Gut lief es auch den Einkaufszentren Balexert in Vernier bei Genf oder der St.Galler Shopping Arena, die gar einen Umsatzrekord vermeldete. In den Top Ten findet sich auch das Seedamm-Center in Pfäffikon SZ, das laut Centerleiter Stefan Jenny dieses Jahr mit weiterem Wachstum rechnet. Gemäss Einschätzungen von Mobimag leicht unter dem Vorkrisenstand lag 2023 das Shoppyland in Schönbühl bei Bern. Die Eigentümerin, die Migros Aare, kommuniziert keine Zahlen und teilt mit, ein «seriöser Vergleich» sei nicht möglich.
Nicht verlässlich geschätzt werden kann der Umsatz der Mall of Switzerland in Ebikon LU. Offizielle Zahlen gibt es nicht. Der Umsatz der Mall dürfte zwischen 200 und 250 Millionen Franken liegen. In der Branche unbestritten ist, dass sie mit 65’000 Quadratmetern Fläche zu gross gebaut wurde.

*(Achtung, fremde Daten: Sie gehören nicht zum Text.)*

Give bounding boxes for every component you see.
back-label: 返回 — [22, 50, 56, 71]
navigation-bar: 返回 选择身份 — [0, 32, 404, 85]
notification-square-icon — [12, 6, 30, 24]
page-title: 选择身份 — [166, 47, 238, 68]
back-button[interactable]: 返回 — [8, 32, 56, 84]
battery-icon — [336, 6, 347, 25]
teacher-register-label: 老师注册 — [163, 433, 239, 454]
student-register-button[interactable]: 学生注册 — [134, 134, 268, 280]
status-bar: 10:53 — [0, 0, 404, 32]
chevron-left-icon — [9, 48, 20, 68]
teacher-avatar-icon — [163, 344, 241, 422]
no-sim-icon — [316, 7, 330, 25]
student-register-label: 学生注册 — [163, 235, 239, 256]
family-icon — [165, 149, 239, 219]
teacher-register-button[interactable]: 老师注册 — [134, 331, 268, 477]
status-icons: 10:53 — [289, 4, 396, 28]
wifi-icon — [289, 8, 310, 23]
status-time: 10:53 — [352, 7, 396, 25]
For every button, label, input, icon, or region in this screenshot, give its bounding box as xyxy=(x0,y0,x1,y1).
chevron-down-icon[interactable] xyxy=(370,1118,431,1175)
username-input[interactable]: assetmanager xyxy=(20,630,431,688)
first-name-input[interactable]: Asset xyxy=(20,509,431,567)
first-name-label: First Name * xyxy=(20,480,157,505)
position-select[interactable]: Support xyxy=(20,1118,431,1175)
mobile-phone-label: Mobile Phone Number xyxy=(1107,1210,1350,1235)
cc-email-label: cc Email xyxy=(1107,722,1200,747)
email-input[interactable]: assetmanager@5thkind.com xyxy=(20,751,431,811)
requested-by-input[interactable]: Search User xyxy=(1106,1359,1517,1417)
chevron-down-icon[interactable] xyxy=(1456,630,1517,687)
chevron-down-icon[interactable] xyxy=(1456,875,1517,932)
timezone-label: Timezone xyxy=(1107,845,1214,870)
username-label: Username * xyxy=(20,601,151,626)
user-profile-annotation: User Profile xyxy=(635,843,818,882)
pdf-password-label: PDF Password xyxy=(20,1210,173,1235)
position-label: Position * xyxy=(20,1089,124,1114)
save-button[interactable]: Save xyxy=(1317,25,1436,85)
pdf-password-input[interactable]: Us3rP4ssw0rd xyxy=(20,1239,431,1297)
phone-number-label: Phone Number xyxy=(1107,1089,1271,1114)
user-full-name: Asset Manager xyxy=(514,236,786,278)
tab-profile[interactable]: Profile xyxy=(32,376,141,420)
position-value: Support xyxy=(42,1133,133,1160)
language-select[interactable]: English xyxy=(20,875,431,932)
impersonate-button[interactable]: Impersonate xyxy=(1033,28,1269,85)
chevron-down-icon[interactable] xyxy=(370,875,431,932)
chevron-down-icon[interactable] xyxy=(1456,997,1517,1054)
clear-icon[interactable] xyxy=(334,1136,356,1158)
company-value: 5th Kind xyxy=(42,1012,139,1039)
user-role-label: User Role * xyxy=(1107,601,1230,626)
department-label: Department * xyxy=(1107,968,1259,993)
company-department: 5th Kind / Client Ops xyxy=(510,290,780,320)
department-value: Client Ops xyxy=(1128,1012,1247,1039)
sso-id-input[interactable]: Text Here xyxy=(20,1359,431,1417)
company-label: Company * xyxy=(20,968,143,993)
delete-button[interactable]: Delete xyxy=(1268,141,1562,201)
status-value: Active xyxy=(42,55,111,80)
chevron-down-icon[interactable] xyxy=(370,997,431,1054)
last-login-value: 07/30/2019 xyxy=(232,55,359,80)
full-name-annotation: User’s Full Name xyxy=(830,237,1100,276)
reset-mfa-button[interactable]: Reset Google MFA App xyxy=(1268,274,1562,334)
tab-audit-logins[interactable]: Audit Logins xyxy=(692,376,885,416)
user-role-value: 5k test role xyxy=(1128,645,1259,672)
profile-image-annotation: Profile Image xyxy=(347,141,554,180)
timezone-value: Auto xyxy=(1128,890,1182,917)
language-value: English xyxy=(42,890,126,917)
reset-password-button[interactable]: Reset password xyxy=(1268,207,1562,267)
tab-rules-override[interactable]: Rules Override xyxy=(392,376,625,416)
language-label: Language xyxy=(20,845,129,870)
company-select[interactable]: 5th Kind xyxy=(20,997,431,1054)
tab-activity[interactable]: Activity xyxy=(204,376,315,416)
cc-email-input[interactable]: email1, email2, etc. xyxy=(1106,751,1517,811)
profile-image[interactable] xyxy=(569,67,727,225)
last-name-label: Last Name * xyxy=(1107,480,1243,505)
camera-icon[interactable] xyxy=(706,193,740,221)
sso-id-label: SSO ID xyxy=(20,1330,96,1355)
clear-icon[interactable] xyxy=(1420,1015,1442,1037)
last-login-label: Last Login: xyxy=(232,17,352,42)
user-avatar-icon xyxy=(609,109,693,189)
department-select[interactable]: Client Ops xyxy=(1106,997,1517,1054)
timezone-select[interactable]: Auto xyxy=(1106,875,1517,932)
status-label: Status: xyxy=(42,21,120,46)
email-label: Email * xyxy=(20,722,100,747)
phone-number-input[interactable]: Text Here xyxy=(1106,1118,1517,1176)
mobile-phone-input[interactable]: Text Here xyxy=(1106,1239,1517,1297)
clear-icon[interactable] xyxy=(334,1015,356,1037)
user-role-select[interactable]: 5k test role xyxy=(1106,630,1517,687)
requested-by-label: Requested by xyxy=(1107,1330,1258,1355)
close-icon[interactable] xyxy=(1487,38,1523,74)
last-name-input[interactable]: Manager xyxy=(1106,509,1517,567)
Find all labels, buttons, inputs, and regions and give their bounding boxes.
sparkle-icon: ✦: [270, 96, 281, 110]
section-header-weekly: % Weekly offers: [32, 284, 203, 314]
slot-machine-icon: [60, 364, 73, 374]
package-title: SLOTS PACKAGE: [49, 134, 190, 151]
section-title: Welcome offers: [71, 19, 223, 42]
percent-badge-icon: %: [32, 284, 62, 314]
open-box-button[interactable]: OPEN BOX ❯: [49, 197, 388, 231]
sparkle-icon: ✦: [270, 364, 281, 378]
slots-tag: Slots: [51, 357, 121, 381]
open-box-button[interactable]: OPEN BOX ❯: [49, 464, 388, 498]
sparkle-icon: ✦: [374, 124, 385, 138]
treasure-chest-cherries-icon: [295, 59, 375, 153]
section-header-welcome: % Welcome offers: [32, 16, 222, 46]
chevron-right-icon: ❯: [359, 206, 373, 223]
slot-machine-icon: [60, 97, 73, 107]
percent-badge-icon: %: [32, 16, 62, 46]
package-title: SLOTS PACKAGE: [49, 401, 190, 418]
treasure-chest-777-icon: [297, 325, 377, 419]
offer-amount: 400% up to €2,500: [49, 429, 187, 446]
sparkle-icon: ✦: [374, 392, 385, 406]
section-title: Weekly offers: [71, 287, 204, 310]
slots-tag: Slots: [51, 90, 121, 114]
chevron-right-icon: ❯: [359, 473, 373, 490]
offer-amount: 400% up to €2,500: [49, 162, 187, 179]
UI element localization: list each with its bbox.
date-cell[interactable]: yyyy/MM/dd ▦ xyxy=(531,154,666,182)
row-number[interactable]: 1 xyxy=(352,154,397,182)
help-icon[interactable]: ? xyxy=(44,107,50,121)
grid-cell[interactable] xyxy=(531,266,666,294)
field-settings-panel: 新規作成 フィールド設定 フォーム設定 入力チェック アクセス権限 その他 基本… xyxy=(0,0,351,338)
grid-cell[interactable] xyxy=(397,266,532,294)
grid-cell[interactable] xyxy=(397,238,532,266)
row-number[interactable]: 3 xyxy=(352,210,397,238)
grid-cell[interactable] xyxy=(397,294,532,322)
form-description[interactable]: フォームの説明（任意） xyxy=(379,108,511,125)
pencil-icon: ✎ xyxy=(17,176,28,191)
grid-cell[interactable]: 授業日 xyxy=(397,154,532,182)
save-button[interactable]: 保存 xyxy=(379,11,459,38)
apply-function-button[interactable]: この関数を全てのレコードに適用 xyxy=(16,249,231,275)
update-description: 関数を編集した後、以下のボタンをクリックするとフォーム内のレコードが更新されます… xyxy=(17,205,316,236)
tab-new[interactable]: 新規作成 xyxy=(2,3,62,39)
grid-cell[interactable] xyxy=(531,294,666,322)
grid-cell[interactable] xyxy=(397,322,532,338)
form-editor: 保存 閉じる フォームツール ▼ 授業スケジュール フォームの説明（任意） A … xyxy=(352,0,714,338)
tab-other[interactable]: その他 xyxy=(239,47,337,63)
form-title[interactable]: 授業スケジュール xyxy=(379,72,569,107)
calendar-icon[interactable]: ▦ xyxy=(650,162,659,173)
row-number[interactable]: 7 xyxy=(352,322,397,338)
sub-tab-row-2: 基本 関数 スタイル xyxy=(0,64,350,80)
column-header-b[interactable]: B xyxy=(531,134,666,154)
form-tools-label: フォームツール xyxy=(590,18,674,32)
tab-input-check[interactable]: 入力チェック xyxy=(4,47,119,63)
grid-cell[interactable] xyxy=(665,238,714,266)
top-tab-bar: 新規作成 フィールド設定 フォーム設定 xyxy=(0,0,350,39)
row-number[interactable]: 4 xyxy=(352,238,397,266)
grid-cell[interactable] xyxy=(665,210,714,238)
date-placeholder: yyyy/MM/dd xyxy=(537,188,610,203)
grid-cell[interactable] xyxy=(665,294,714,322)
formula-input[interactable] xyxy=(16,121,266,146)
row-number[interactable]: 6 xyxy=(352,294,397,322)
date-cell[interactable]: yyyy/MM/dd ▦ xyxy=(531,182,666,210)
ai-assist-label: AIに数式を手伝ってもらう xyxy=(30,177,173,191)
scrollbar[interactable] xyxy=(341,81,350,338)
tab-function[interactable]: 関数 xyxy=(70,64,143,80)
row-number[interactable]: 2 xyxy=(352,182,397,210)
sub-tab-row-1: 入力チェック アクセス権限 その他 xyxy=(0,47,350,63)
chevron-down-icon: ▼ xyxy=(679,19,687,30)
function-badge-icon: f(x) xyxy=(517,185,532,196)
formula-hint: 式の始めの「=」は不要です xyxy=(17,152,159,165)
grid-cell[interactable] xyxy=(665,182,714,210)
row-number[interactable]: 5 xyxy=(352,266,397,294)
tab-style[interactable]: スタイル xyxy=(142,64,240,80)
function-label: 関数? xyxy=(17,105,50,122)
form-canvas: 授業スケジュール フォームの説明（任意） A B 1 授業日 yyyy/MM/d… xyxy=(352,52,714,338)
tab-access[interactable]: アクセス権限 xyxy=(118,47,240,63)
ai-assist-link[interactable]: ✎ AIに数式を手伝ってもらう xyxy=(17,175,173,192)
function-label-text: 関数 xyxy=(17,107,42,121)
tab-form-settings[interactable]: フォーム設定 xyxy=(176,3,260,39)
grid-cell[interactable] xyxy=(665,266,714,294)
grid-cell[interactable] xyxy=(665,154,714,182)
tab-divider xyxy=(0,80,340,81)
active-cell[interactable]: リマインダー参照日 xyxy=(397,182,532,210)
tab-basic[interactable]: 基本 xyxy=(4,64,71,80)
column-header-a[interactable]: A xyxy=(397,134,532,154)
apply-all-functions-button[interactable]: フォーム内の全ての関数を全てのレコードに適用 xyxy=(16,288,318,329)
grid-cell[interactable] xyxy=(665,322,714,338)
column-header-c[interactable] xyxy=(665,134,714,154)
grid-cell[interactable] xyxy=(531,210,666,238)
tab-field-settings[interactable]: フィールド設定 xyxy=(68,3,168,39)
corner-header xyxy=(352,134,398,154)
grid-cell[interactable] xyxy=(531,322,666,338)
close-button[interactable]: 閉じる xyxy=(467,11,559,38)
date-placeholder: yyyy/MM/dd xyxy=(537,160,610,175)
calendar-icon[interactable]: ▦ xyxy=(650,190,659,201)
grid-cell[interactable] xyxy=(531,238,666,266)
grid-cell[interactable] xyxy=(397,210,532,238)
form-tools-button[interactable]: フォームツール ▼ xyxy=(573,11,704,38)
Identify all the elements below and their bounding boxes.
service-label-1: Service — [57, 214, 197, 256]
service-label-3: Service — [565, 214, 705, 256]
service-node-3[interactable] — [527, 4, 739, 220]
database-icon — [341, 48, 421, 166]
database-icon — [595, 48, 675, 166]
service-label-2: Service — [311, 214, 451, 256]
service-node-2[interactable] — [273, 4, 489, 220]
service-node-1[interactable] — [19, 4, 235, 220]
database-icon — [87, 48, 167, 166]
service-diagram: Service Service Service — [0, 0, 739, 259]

Erwartet wird aber auch, dass die Umsätze in der Mall wieder anziehen. Das liegt vor allem daran, dass der spanische Modekonzern Inditex mehrere Flächen gemietet hat. Bereits eröffnet wurde das Geschäft von Pull & Bear, noch dieses Jahr folgen sollen Läden der Inditex-Marken Zara und Stradivarius. Zudem soll es zwei neue Angebote im Sportbereich geben. Ein Platz in den Top Ten dürfte künftig drinliegen.
Möglich ist ein solcher auch für das Einkaufszentrum Zugerland in Steinhausen ZG, das vergangenes Jahr umgebaut wurde. Sicher ist die Top-Ten-Platzierung dem Sihlcity in Zürich, das letztes Jahr mehr Umsatz verzeichnete und das im Sommer wieder ein Hotel erhält. Zudem kündigt eine Sprecherin neue Konzepte im Bereich Mode an. Das Ende der Shoppingcenter wird noch einmal verschoben.